Observational evidence of Z and L‐O mode waves as the origin of auroral kilometric radiation from the Jikiken (EXOS‐B) satellite

Abstract

The Jikiken satellite, which had an initial perigee and apogee of 250 km and 30,050 km, respectively, and an orbit inclination of −31°, passed through critical regions where auroral kilometric radiation (AKR) spectra were obtained on at least five occasions during a period from January 31, 1979, to June 21, 1980. On all of these occasions the AKR spectra revealed cutoff phenomena at the local Z cutoff frequency, indicating a continuation of the spectra from the high‐frequency side down to the Z mode wave frequency range and crossing over the local X cutoff frequency rather than being cut off at that frequency.

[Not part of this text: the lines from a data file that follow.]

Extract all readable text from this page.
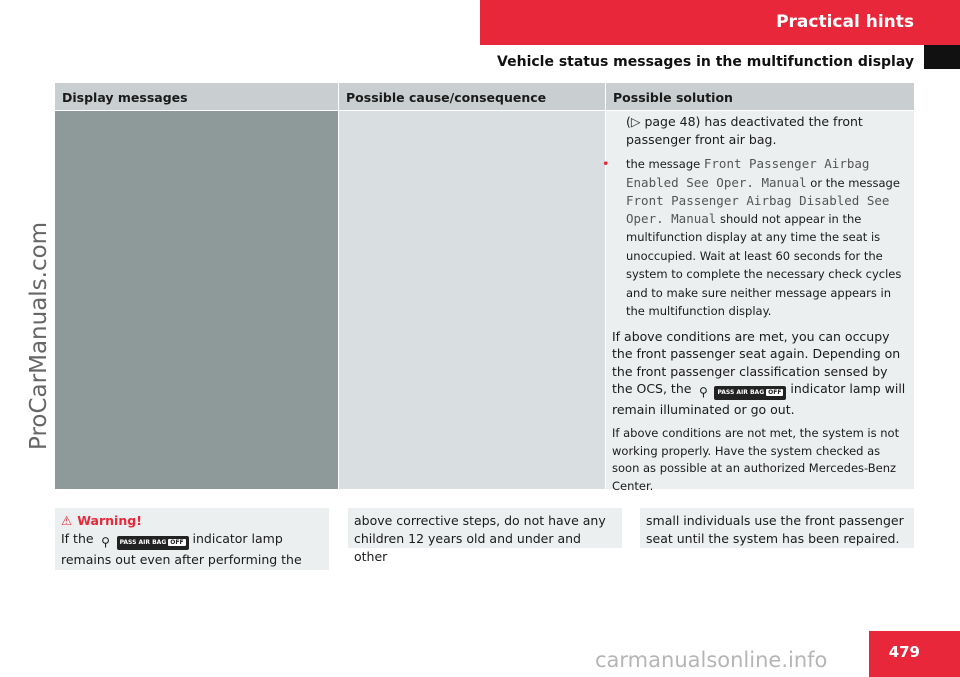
Practical hints
Vehicle status messages in the multifunction display
ProCarManuals.com
Display messages	Possible cause/consequence	Possible solution
(▷ page 48) has deactivated the front passenger front air bag.
• the message Front Passenger Airbag Enabled See Oper. Manual or the message Front Passenger Airbag Disabled See Oper. Manual should not appear in the multifunction display at any time the seat is unoccupied. Wait at least 60 seconds for the system to complete the necessary check cycles and to make sure neither message appears in the multifunction display.
If above conditions are met, you can occupy the front passenger seat again. Depending on the front passenger classification sensed by the OCS, the ⚲ PASS AIR BAG OFF indicator lamp will remain illuminated or go out.
If above conditions are not met, the system is not working properly. Have the system checked as soon as possible at an authorized Mercedes-Benz Center.
⚠ Warning!
If the ⚲ PASS AIR BAG OFF indicator lamp remains out even after performing the
above corrective steps, do not have any children 12 years old and under and other
small individuals use the front passenger seat until the system has been repaired.
479
carmanualsonline.info
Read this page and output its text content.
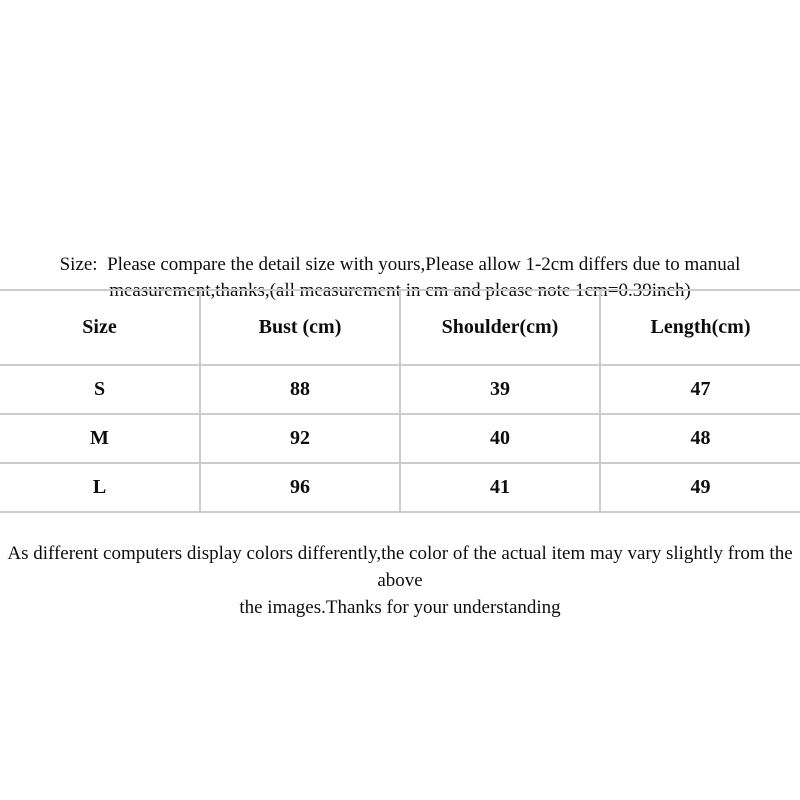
Size:  Please compare the detail size with yours,Please allow 1-2cm differs due to manual
measurement,thanks,(all measurement in cm and please note 1cm=0.39inch)

Size	Bust (cm)	Shoulder(cm)	Length(cm)
S	88	39	47
M	92	40	48
L	96	41	49

As different computers display colors differently,the color of the actual item may vary slightly from the above
the images.Thanks for your understanding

Thus when observations are made near the low‐latitude portion of the source region, the AKR waves generate spectra that continuously cover the frequency range corresponding to Z mode and L‐O mode waves. We argue that the most plausible mechanism that gives a consistent interpretation of this spectral characteristic is the mode conversion theory. In other words, the plasma waves that are generated in the hybrid mode in the source regions are converted into Z mode waves that propagate toward dense plasma regions where the wave frequency coincides with the local plasma frequency and where a part of their energy is transferred to waves of the L‐O mode that can escape toward outer space. By using the propagation characteristics of Z mode waves, this conversion mechanism also gives a self‐consistent interpretation of previously presented evidence that was reported as the cutoff of AKR near the local electron cyclotron frequency. Although there is a possible ambiguity in the location of the source region, there is no conflict between the conversion mechanism for AKR generation and previous polarization observations carried out by Voyager spacecraft.